Response to Peary’s Review:
In retrospect, TTFOE does come across as both quaint and somewhat silly, with a couple of scenes in particular straining credulity. Early in the film, Eve Black tries to strangle her daughter with a curtain pull (a truly freaky scene to witness, as we see the girl with the cord around her neck), but no consequences emerge other than Eve being taken to the doctor. Then, during her initial meeting with Dr. Luther (Cobb), Eve mentions having lost a second child four months earlier; Dr. Luther pauses for nary a second before launching into another topic, without even a cursory, “I’m so sorry for your loss”, let alone exploration of how this might be contributing to her current state of psychological affairs. Meanwhile, the film’s denouement — when we learn through flashback why Eve is so damaged — is simply laughable in its implausibility (and nowhere close to the truth of what actually happened to Sizemore).

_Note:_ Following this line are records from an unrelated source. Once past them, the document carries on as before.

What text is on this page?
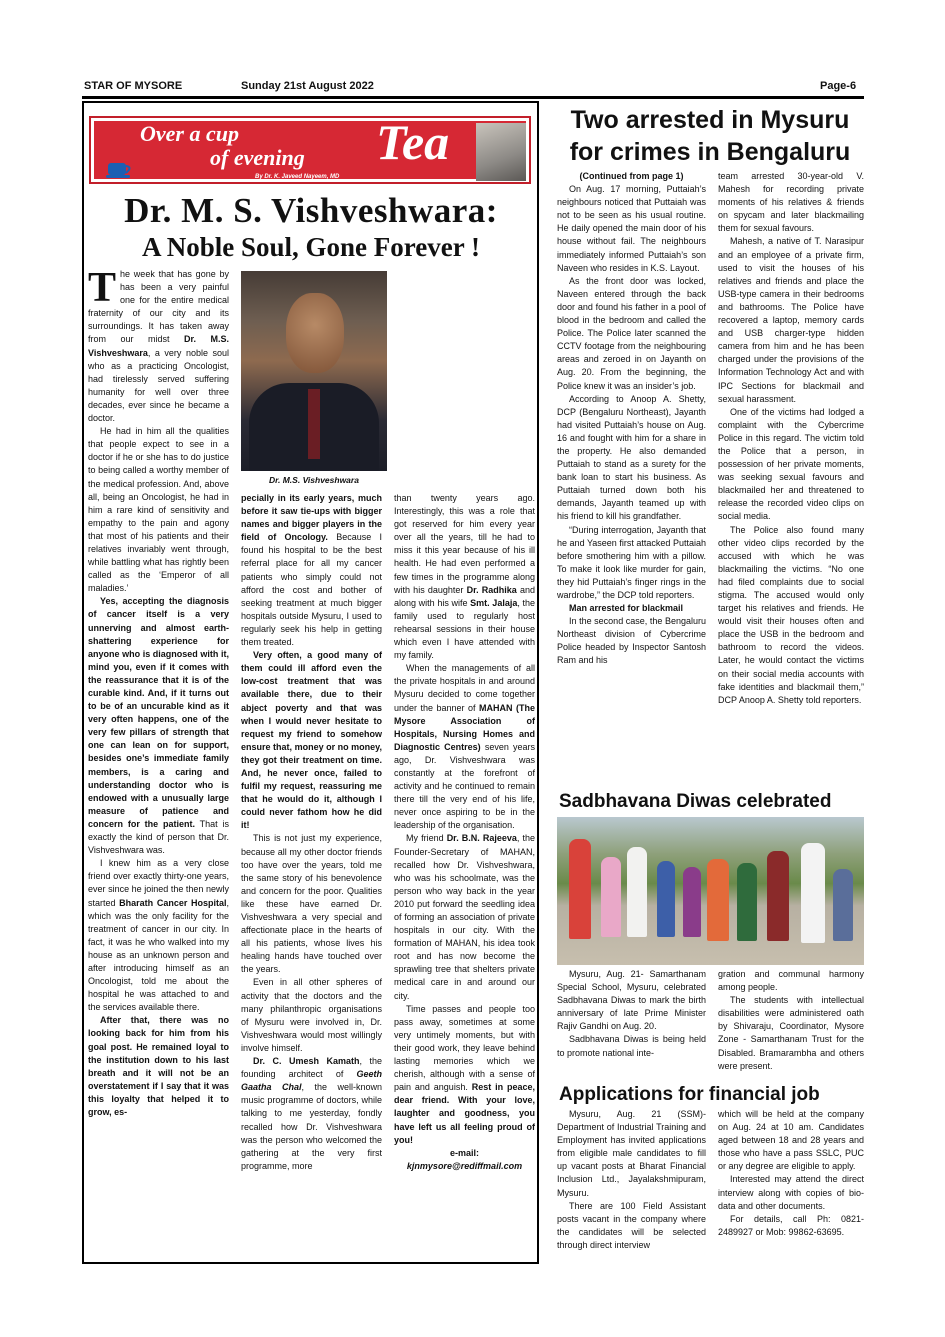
STAR OF MYSORE	Sunday 21st August 2022	Page-6
Over a cup
of evening Tea
By Dr. K. Javeed Nayeem, MD
Dr. M. S. Vishveshwara:
A Noble Soul, Gone Forever !
Dr. M.S. Vishveshwara

The week that has gone by has been a very painful one for the entire medical fraternity of our city and its surroundings. It has taken away from our midst Dr. M.S. Vishveshwara, a very noble soul who as a practicing Oncologist, had tirelessly served suffering humanity for well over three decades, ever since he became a doctor.

He had in him all the qualities that people expect to see in a doctor if he or she has to do justice to being called a worthy member of the medical profession. And, above all, being an Oncologist, he had in him a rare kind of sensitivity and empathy to the pain and agony that most of his patients and their relatives invariably went through, while battling what has rightly been called as the ‘Emperor of all maladies.’

Yes, accepting the diagnosis of cancer itself is a very unnerving and almost earth-shattering experience for anyone who is diagnosed with it, mind you, even if it comes with the reassurance that it is of the curable kind. And, if it turns out to be of an uncurable kind as it very often happens, one of the very few pillars of strength that one can lean on for support, besides one’s immediate family members, is a caring and understanding doctor who is endowed with a unusually large measure of patience and concern for the patient. That is exactly the kind of person that Dr. Vishveshwara was.

I knew him as a very close friend over exactly thirty-one years, ever since he joined the then newly started Bharath Cancer Hospital, which was the only facility for the treatment of cancer in our city. In fact, it was he who walked into my house as an unknown person and after introducing himself as an Oncologist, told me about the hospital he was attached to and the services available there.

After that, there was no looking back for him from his goal post. He remained loyal to the institution down to his last breath and it will not be an overstatement if I say that it was this loyalty that helped it to grow, es-

pecially in its early years, much before it saw tie-ups with bigger names and bigger players in the field of Oncology. Because I found his hospital to be the best referral place for all my cancer patients who simply could not afford the cost and bother of seeking treatment at much bigger hospitals outside Mysuru, I used to regularly seek his help in getting them treated.

Very often, a good many of them could ill afford even the low-cost treatment that was available there, due to their abject poverty and that was when I would never hesitate to request my friend to somehow ensure that, money or no money, they got their treatment on time. And, he never once, failed to fulfil my request, reassuring me that he would do it, although I could never fathom how he did it!

This is not just my experience, because all my other doctor friends too have over the years, told me the same story of his benevolence and concern for the poor. Qualities like these have earned Dr. Vishveshwara a very special and affectionate place in the hearts of all his patients, whose lives his healing hands have touched over the years.

Even in all other spheres of activity that the doctors and the many philanthropic organisations of Mysuru were involved in, Dr. Vishveshwara would most willingly involve himself.

Dr. C. Umesh Kamath, the founding architect of Geeth Gaatha Chal, the well-known music programme of doctors, while talking to me yesterday, fondly recalled how Dr. Vishveshwara was the person who welcomed the gathering at the very first programme, more

than twenty years ago. Interestingly, this was a role that got reserved for him every year over all the years, till he had to miss it this year because of his ill health. He had even performed a few times in the programme along with his daughter Dr. Radhika and along with his wife Smt. Jalaja, the family used to regularly host rehearsal sessions in their house which even I have attended with my family.

When the managements of all the private hospitals in and around Mysuru decided to come together under the banner of MAHAN (The Mysore Association of Hospitals, Nursing Homes and Diagnostic Centres) seven years ago, Dr. Vishveshwara was constantly at the forefront of activity and he continued to remain there till the very end of his life, never once aspiring to be in the leadership of the organisation.

My friend Dr. B.N. Rajeeva, the Founder-Secretary of MAHAN, recalled how Dr. Vishveshwara, who was his schoolmate, was the person who way back in the year 2010 put forward the seedling idea of forming an association of private hospitals in our city. With the formation of MAHAN, his idea took root and has now become the sprawling tree that shelters private medical care in and around our city.

Time passes and people too pass away, sometimes at some very untimely moments, but with their good work, they leave behind lasting memories which we cherish, although with a sense of pain and anguish. Rest in peace, dear friend. With your love, laughter and goodness, you have left us all feeling proud of you!

e-mail:

kjnmysore@rediffmail.com

Two arrested in Mysuru
for crimes in Bengaluru

(Continued from page 1)

On Aug. 17 morning, Puttaiah’s neighbours noticed that Puttaiah was not to be seen as his usual routine. He daily opened the main door of his house without fail. The neighbours immediately informed Puttaiah’s son Naveen who resides in K.S. Layout.

As the front door was locked, Naveen entered through the back door and found his father in a pool of blood in the bedroom and called the Police. The Police later scanned the CCTV footage from the neighbouring areas and zeroed in on Jayanth on Aug. 20. From the beginning, the Police knew it was an insider’s job.

According to Anoop A. Shetty, DCP (Bengaluru Northeast), Jayanth had visited Puttaiah’s house on Aug. 16 and fought with him for a share in the property. He also demanded Puttaiah to stand as a surety for the bank loan to start his business. As Puttaiah turned down both his demands, Jayanth teamed up with his friend to kill his grandfather.

“During interrogation, Jayanth that he and Yaseen first attacked Puttaiah before smothering him with a pillow. To make it look like murder for gain, they hid Puttaiah’s finger rings in the wardrobe,” the DCP told reporters.

Man arrested for blackmail

In the second case, the Bengaluru Northeast division of Cybercrime Police headed by Inspector Santosh Ram and his

team arrested 30-year-old V. Mahesh for recording private moments of his relatives & friends on spycam and later blackmailing them for sexual favours.

Mahesh, a native of T. Narasipur and an employee of a private firm, used to visit the houses of his relatives and friends and place the USB-type camera in their bedrooms and bathrooms. The Police have recovered a laptop, memory cards and USB charger-type hidden camera from him and he has been charged under the provisions of the Information Technology Act and with IPC Sections for blackmail and sexual harassment.

One of the victims had lodged a complaint with the Cybercrime Police in this regard. The victim told the Police that a person, in possession of her private moments, was seeking sexual favours and blackmailed her and threatened to release the recorded video clips on social media.

The Police also found many other video clips recorded by the accused with which he was blackmailing the victims. “No one had filed complaints due to social stigma. The accused would only target his relatives and friends. He would visit their houses often and place the USB in the bedroom and bathroom to record the videos. Later, he would contact the victims on their social media accounts with fake identities and blackmail them,” DCP Anoop A. Shetty told reporters.

Sadbhavana Diwas celebrated

Mysuru, Aug. 21- Samarthanam Special School, Mysuru, celebrated Sadbhavana Diwas to mark the birth anniversary of late Prime Minister Rajiv Gandhi on Aug. 20.

Sadbhavana Diwas is being held to promote national inte-

gration and communal harmony among people.

The students with intellectual disabilities were administered oath by Shivaraju, Coordinator, Mysore Zone - Samarthanam Trust for the Disabled. Bramarambha and others were present.

Applications for financial job

Mysuru, Aug. 21 (SSM)- Department of Industrial Training and Employment has invited applications from eligible male candidates to fill up vacant posts at Bharat Financial Inclusion Ltd., Jayalakshmipuram, Mysuru.

There are 100 Field Assistant posts vacant in the company where the candidates will be selected through direct interview

which will be held at the company on Aug. 24 at 10 am. Candidates aged between 18 and 28 years and those who have a pass SSLC, PUC or any degree are eligible to apply.

Interested may attend the direct interview along with copies of bio-data and other documents.

For details, call Ph: 0821-2489927 or Mob: 99862-63695.
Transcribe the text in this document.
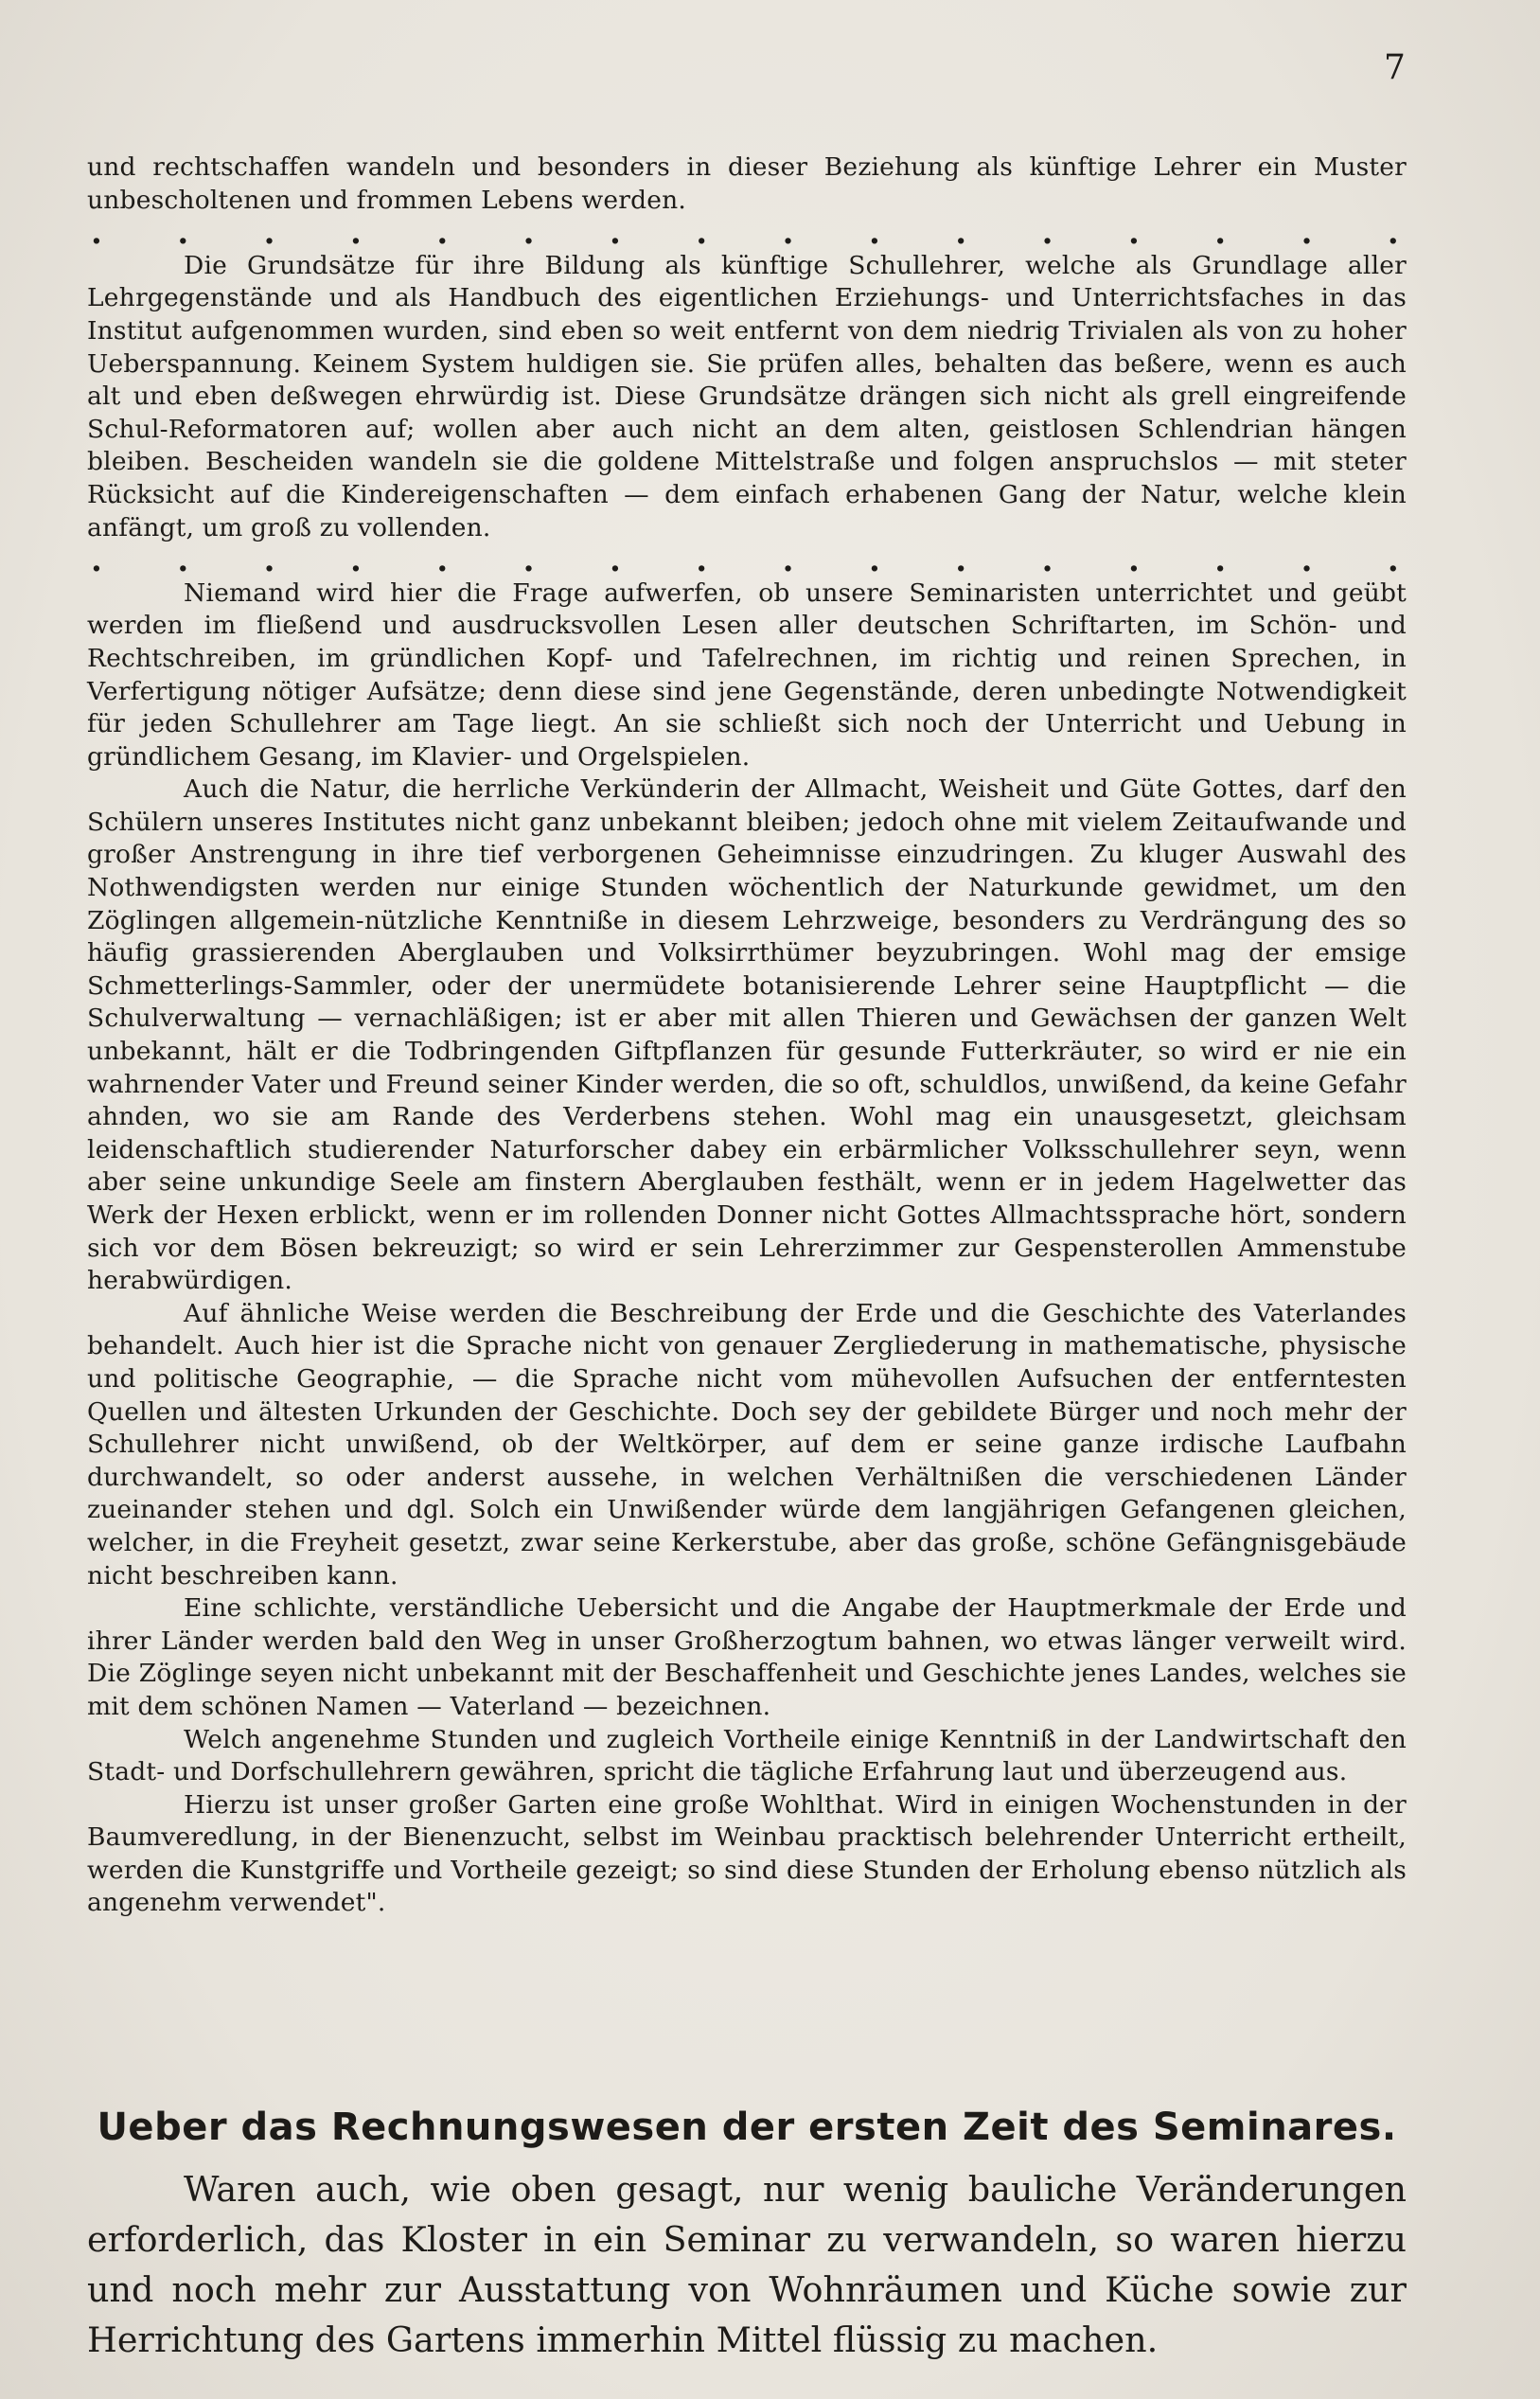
7

und rechtschaffen wandeln und besonders in dieser Beziehung als künftige Lehrer ein Muster unbescholtenen und frommen Lebens werden.

. . . . . . . . . . . . . . . .

Die Grundsätze für ihre Bildung als künftige Schullehrer, welche als Grundlage aller Lehrgegenstände und als Handbuch des eigentlichen Erziehungs- und Unterrichtsfaches in das Institut aufgenommen wurden, sind eben so weit entfernt von dem niedrig Trivialen als von zu hoher Ueberspannung. Keinem System huldigen sie. Sie prüfen alles, behalten das beßere, wenn es auch alt und eben deßwegen ehrwürdig ist. Diese Grundsätze drängen sich nicht als grell eingreifende Schul-Reformatoren auf; wollen aber auch nicht an dem alten, geistlosen Schlendrian hängen bleiben. Bescheiden wandeln sie die goldene Mittelstraße und folgen anspruchslos — mit steter Rücksicht auf die Kindereigenschaften — dem einfach erhabenen Gang der Natur, welche klein anfängt, um groß zu vollenden.

. . . . . . . . . . . . . . . .

Niemand wird hier die Frage aufwerfen, ob unsere Seminaristen unterrichtet und geübt werden im fließend und ausdrucksvollen Lesen aller deutschen Schriftarten, im Schön- und Rechtschreiben, im gründlichen Kopf- und Tafelrechnen, im richtig und reinen Sprechen, in Verfertigung nötiger Aufsätze; denn diese sind jene Gegenstände, deren unbedingte Notwendigkeit für jeden Schullehrer am Tage liegt. An sie schließt sich noch der Unterricht und Uebung in gründlichem Gesang, im Klavier- und Orgelspielen.

Auch die Natur, die herrliche Verkünderin der Allmacht, Weisheit und Güte Gottes, darf den Schülern unseres Institutes nicht ganz unbekannt bleiben; jedoch ohne mit vielem Zeitaufwande und großer Anstrengung in ihre tief verborgenen Geheimnisse einzudringen. Zu kluger Auswahl des Nothwendigsten werden nur einige Stunden wöchentlich der Naturkunde gewidmet, um den Zöglingen allgemein-nützliche Kenntniße in diesem Lehrzweige, besonders zu Verdrängung des so häufig grassierenden Aberglauben und Volksirrthümer beyzubringen. Wohl mag der emsige Schmetterlings-Sammler, oder der unermüdete botanisierende Lehrer seine Hauptpflicht — die Schulverwaltung — vernachläßigen; ist er aber mit allen Thieren und Gewächsen der ganzen Welt unbekannt, hält er die Todbringenden Giftpflanzen für gesunde Futterkräuter, so wird er nie ein wahrnender Vater und Freund seiner Kinder werden, die so oft, schuldlos, unwißend, da keine Gefahr ahnden, wo sie am Rande des Verderbens stehen. Wohl mag ein unausgesetzt, gleichsam leidenschaftlich studierender Naturforscher dabey ein erbärmlicher Volksschullehrer seyn, wenn aber seine unkundige Seele am finstern Aberglauben festhält, wenn er in jedem Hagelwetter das Werk der Hexen erblickt, wenn er im rollenden Donner nicht Gottes Allmachtssprache hört, sondern sich vor dem Bösen bekreuzigt; so wird er sein Lehrerzimmer zur Gespensterollen Ammenstube herabwürdigen.

Auf ähnliche Weise werden die Beschreibung der Erde und die Geschichte des Vaterlandes behandelt. Auch hier ist die Sprache nicht von genauer Zergliederung in mathematische, physische und politische Geographie, — die Sprache nicht vom mühevollen Aufsuchen der entferntesten Quellen und ältesten Urkunden der Geschichte. Doch sey der gebildete Bürger und noch mehr der Schullehrer nicht unwißend, ob der Weltkörper, auf dem er seine ganze irdische Laufbahn durchwandelt, so oder anderst aussehe, in welchen Verhältnißen die verschiedenen Länder zueinander stehen und dgl. Solch ein Unwißender würde dem langjährigen Gefangenen gleichen, welcher, in die Freyheit gesetzt, zwar seine Kerkerstube, aber das große, schöne Gefängnisgebäude nicht beschreiben kann.

Eine schlichte, verständliche Uebersicht und die Angabe der Hauptmerkmale der Erde und ihrer Länder werden bald den Weg in unser Großherzogtum bahnen, wo etwas länger verweilt wird. Die Zöglinge seyen nicht unbekannt mit der Beschaffenheit und Geschichte jenes Landes, welches sie mit dem schönen Namen — Vaterland — bezeichnen.

Welch angenehme Stunden und zugleich Vortheile einige Kenntniß in der Landwirtschaft den Stadt- und Dorfschullehrern gewähren, spricht die tägliche Erfahrung laut und überzeugend aus.

Hierzu ist unser großer Garten eine große Wohlthat. Wird in einigen Wochenstunden in der Baumveredlung, in der Bienenzucht, selbst im Weinbau pracktisch belehrender Unterricht ertheilt, werden die Kunstgriffe und Vortheile gezeigt; so sind diese Stunden der Erholung ebenso nützlich als angenehm verwendet".

Ueber das Rechnungswesen der ersten Zeit des Seminares.

Waren auch, wie oben gesagt, nur wenig bauliche Veränderungen erforderlich, das Kloster in ein Seminar zu verwandeln, so waren hierzu und noch mehr zur Ausstattung von Wohnräumen und Küche sowie zur Herrichtung des Gartens immerhin Mittel flüssig zu machen.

With all that said, TTFOE remains worthy viewing for Woodward’s impressive performance. In his Alternate Oscars, Peary agrees with the Academy that Woodward deserved her award as Best Actress of the Year, and writes that regardless of the foolish script, “Woodward is still compelling, whether she is quiet, hysterical, naughty, flirtatious, creepy, sweet, weak, or strong”. Apparently Woodward “wasn’t fond of her own performance because she felt she couldn’t devote enough time to any of Eve’s three personalities”, but the role was nonetheless “an ideal showcase for this versatile actress whose talents [at the time] were still a secret”. As Peary points out, “it’s significant that [Woodward] even makes us feel sorry for Eve Black when she starts to fade away”, given that “whatever her faults, [she] was essentially a real person, with fears and worries of her own” — a woman who, when she “wasn’t destroying Eve White’s life”, was “actually helping her” by rebelling against her “unhealthy marriage” and terrible husband (Wayne). Speaking of Wayne, I’ve never really been a fan of his work, but find his character here entirely plausible; it’s frighteningly easy to imagine a man reacting exactly as he does — with both hostility and confusion — to his wife’s breakdown.
Note: It’s interesting and a bit odd that Peary doesn’t mention the other film about multiple personalities released that same year: Hugo Haas’s Lizzie, starring Eleanor Parker and based on a novel by Shirley Jackson. It’s a worthy, must-see film in its own right.